One of the bidders for Aston Villa abruptly pulled out late last night - after claims of a furious row with chairman Doug Ellis.
US billionaire Randy Lerner had matched a bid by life-long Villa fan Michael Neville, and fans and players alike were waiting for chairman Doug Ellis to choose his favourite.
But Lerner's apparent rejection leaves the way wide open for Neville and his back-ers, who have almost certainly lined up Martin O'Neill as the club's next manager.
The Birmingham Post's columnist Pat Murphy last night said the billionaire was "disgusted" that the Villa chairman refused to meet him one-on-one.
He said: "I understand that Mr Lerner was appalled at what he saw as a hostile attitude from Mr Ellis.
"Mr Lerner was led to believe he had a one-on-one with Mr Ellis to build on the discussions they had a fortnight ago.
"Mr Lerner was disgusted that a representative of Rothschild Bank was part of the meeting.
"I also understand that Mr Ellis's vision of his own involvement with the club did not chime with that of Mr Lerner's. I am told that Mr Lerner's assessment of Doug Ellis's future role was not as important as the chairman saw it."
Mr Neville confirmed his offer was over the £57 million asking price and it is thought that Mr Lerner's bid was about the same figure - about £64m. Both parties had been keen to avoid a bidding war but 82-year-old Ellis - who has 39 per cent of Villa shares - was always going to have the final say, along with property developer Jack Petchy, who owns about 19 per cent.

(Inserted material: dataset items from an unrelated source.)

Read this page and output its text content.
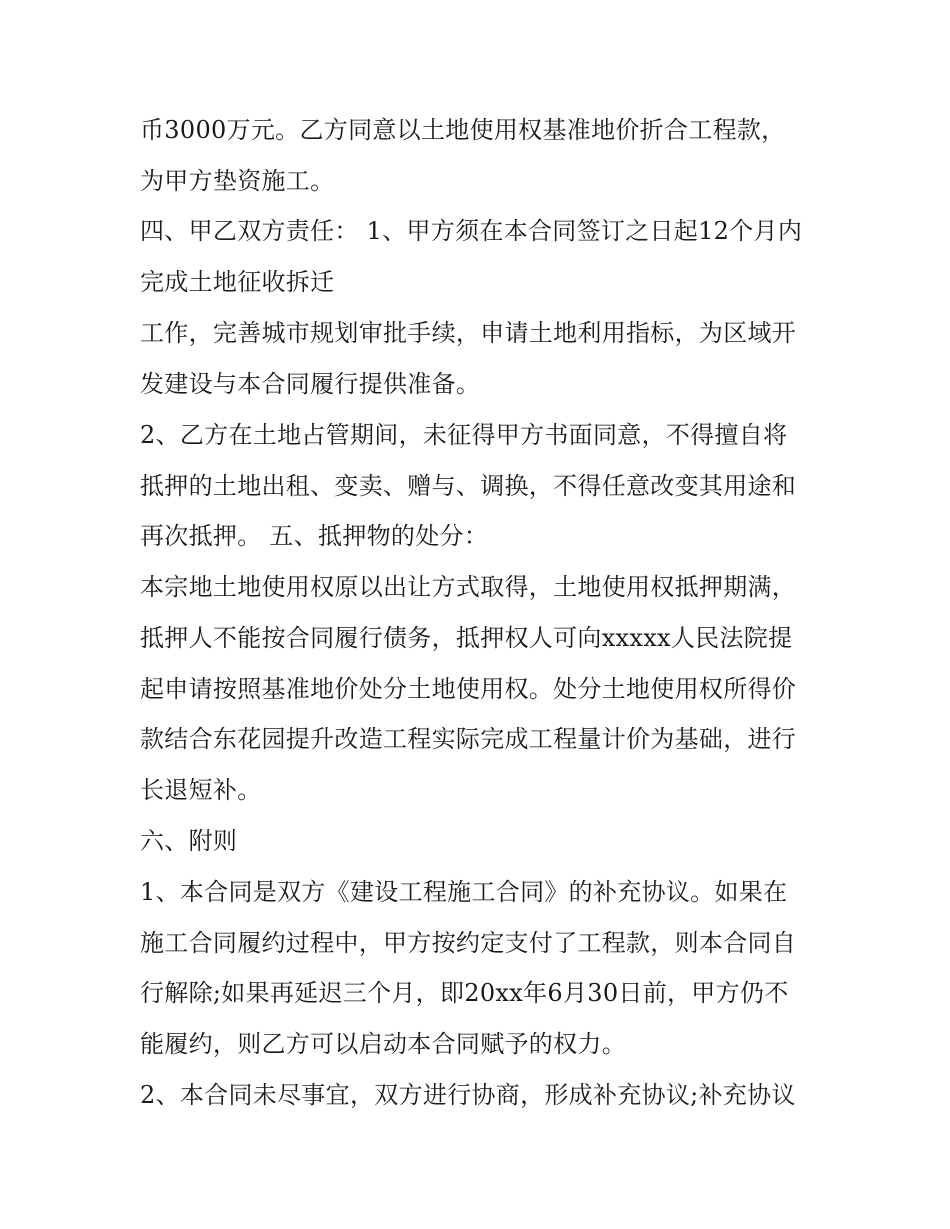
币3000万元。乙方同意以土地使用权基准地价折合工程款，
为甲方垫资施工。
四、甲乙双方责任： 1、甲方须在本合同签订之日起12个月内
完成土地征收拆迁
工作，完善城市规划审批手续，申请土地利用指标，为区域开
发建设与本合同履行提供准备。
2、乙方在土地占管期间，未征得甲方书面同意，不得擅自将
抵押的土地出租、变卖、赠与、调换，不得任意改变其用途和
再次抵押。 五、抵押物的处分：
本宗地土地使用权原以出让方式取得，土地使用权抵押期满，
抵押人不能按合同履行债务，抵押权人可向xxxxx人民法院提
起申请按照基准地价处分土地使用权。处分土地使用权所得价
款结合东花园提升改造工程实际完成工程量计价为基础，进行
长退短补。
六、附则
1、本合同是双方《建设工程施工合同》的补充协议。如果在
施工合同履约过程中，甲方按约定支付了工程款，则本合同自
行解除;如果再延迟三个月，即20xx年6月30日前，甲方仍不
能履约，则乙方可以启动本合同赋予的权力。
2、本合同未尽事宜，双方进行协商，形成补充协议;补充协议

Villa's share price rocketed by ten per cent to £5.10p last night as news of a possible takeover reached the stock market.
Last night Mr Neville, aged 51, said Ellis might be appointed as a "lifetime president" under new arrangements which would propel Villa into a "top three club".
The Dorridge-based businessman said he would not be chairman, but would sit on the board alongside a supporters' representative.
"I think in order to pull this together properly we have got to bridge the gap between the club and the fans," he said.
"I would be looking to get the support of the fans by giving them PLC board representation. I want to get their views so that we can take this club forward. The fans are very important. If we do not have them there is no money to pay the players' wages and we cannot run a football club."
Mr Neville was originally part of a consortium including Irish property developers the Comer Brothers, which expressed an interest in buying Villa before Christmas.
He was keeping tight-lipped on his new business backers last night.
A statement from Villa to the Stock Exchange read: "The board of Aston Villa PLC can confirm that they have received a number of indicative offers which may or may not lead to a formal offer for the issued share capital of the Company.
"The board will be appraising these offers in due course and will update shareholders and supporters when appropriate."
Lerner held initial talks with Ellis over a fortnight ago, accompanied on his first visit to Birmingham by Keith Harris, a former Football League chairman who played a major part in Roman Abramovich's purchase of Chelsea. There was also speculation last night that a third unnamed group - led by Sven Goran Eriksson's agent Athole Still - was also making their interest known to Ellis.